In 2003, I had the pleasure of catching a play in Los Angeles,
Del Shores’ “Trials and Tribulations of a Trailer Trash Housewife,” a four-person show about an abused woman living in a trailer park. The theater held fewer than 75 seats and the stage couldn’t have taken up more than 30×30 feet, barely enough to contain all the brimming star power on stage: the cast included future Spirit Award winner Dale Dickey and Beth Grant, who has gone on to become one of our most beloved character actors. Spencer made her stage debut as the best friend of the title character, and even then, it was obvious she was a star. With her wide, expressive eyes and ability to snap off one-liners like a Gatling gun, she was a natural-born scene-stealer. She later reprised the role for the film adaptation. Shockingly, that was Spencer’s first and, to this date, only, play.

The Turning Point
Spencer reportedly beat out some Oscar-nominated names to land the coveted role of Minny in the film adaptation of the bestselling book “The Help.” It probably didn’t hurt that author Kathryn Stockett based the role loosely on Spencer, after meeting her through mutual friend Tate Taylor — Spencer’s former roommate and the film’s director. (In the novel, Minny even has a sister named Octavia.) But Spencer was quick to dispense the notion that the character was based too much on her. “That would be a disservice to Kathryn, who built this amazing character,” she said at the time, while admitting they have some things in common. “I say it jokingly, but it’s true: Minny is short and round; I am short and round. Minny speaks her mind all the time; I don’t have a problem speaking my mind.”

Spencer won an Oscar for the role, then found herself nominated for two other big crowd-pleasers: playing scientist Dorothy Vaughan in 2016’s “Hidden Figures” and a cleaning woman in a secret government laboratory in 2017’s “The Shape of Water.” Interestingly, all three films are set in the 1960s. And Spencer herself has joked about the trajectory: “I played a maid, then a scientist, then a cleaning woman at a science lab.” But Spencer also brought intricate layers to all the characters, women who were all ahead of their time.

The Small Screen

Octavia Spencer Allison Janney
Octavia Spencer Allison Janney

Spencer has dabbled in television before; after winning the Oscar she performed an arc on “Mom” as a recovering alcoholic opposite her good friend Allison Janney. In 2014, she starred in the Fox series “The Red Band Society,” which counted Steven Spielberg among its producers. She also produces and stars as an investigative reporter/podcaster in the Apple TV series “Truth Be Told,” which has just been renewed for a second season.
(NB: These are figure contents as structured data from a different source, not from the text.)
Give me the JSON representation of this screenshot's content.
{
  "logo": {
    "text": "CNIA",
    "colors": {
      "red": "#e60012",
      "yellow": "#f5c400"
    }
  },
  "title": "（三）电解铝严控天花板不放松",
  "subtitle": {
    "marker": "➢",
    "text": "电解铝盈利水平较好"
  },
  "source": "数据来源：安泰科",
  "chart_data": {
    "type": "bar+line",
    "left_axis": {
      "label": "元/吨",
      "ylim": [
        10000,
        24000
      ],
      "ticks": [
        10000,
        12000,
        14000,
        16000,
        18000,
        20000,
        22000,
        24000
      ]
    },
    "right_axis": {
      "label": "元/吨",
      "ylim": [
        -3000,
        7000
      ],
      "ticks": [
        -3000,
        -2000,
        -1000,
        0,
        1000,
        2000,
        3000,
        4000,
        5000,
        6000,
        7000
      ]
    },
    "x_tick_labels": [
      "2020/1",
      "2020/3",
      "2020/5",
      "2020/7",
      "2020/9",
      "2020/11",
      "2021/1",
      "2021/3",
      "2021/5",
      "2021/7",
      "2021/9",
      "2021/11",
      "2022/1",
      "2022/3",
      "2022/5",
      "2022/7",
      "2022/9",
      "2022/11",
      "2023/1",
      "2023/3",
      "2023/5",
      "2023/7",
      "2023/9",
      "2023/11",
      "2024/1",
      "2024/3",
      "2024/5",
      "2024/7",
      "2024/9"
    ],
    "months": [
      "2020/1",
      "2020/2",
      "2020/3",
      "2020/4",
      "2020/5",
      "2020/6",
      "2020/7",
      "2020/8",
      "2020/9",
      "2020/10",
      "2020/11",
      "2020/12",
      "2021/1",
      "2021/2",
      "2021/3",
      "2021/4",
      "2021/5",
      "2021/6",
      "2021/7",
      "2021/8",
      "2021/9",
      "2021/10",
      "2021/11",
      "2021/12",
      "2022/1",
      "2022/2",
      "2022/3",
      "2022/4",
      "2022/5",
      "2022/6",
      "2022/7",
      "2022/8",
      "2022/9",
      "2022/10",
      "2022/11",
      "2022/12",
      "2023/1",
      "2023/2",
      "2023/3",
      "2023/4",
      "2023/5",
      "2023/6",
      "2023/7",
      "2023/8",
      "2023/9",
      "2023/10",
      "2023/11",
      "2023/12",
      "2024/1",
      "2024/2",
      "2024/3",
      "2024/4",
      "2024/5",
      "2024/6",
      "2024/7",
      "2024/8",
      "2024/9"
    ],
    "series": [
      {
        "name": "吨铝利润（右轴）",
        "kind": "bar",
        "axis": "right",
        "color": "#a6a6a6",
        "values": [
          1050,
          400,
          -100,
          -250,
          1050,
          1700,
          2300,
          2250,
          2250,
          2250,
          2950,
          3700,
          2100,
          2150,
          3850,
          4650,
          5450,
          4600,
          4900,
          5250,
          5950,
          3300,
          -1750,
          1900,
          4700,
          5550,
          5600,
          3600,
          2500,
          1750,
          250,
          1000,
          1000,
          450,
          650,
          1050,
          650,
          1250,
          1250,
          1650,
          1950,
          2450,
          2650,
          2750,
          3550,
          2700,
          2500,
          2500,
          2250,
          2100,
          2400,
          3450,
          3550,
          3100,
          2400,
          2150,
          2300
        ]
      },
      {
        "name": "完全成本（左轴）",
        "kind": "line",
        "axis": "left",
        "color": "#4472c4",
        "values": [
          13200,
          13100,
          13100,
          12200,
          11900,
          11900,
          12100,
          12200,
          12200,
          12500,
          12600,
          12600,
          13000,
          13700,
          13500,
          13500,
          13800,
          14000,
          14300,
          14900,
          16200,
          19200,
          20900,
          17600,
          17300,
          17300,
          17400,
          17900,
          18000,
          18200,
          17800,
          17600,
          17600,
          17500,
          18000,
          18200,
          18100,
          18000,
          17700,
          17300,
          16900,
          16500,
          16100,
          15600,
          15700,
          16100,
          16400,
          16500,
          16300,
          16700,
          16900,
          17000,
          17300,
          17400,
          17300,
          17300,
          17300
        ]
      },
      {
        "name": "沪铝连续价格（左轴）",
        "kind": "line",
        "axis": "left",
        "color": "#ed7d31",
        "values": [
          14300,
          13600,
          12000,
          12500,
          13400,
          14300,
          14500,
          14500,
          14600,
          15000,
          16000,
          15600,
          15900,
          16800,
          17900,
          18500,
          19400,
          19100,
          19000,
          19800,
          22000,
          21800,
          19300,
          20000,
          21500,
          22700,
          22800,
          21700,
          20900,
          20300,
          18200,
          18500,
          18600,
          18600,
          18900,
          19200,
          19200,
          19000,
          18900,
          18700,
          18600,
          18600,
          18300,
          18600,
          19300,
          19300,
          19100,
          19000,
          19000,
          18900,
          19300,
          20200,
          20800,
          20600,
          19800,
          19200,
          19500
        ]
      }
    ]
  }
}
She hosted “Saturday Night Live” in 2017; something she once said she was too terrified to do. She excelled on the show for the same reason she stood out in so many movies — her total commitment to every moment, her naturally engaging personality and her willingness to try anything. Highlight: as a trainee at a Sticky Buns shop, she’s told to make conversation with the customers, causing her to blurt out to one: “Do you like being white?”

Behind the Scenes
One of the charitable organizations Spencer is involved with is City Year, a member of the AmeriCorps network, designed to help students and schools. Spencer is on its L.A. board and spoke about them in her 2017 Variety’s Power of Women speech, thanking them for “your commitment to education and for helping to keep at-risk students in school and on track to graduate.”

She added: “City Year’s work … brings to mind Robert Kennedy’s inspiring words: ‘Each time a man’ — and I would offer, or woman — ‘stands up for an ideal or acts to improve the lot of others or strikes out against injustice, he sends forth tiny ripple of hope.’ I’d like to thank City Year for your ripples in society’s ocean. Because in my mind, a sound education can turn the tides of poverty.”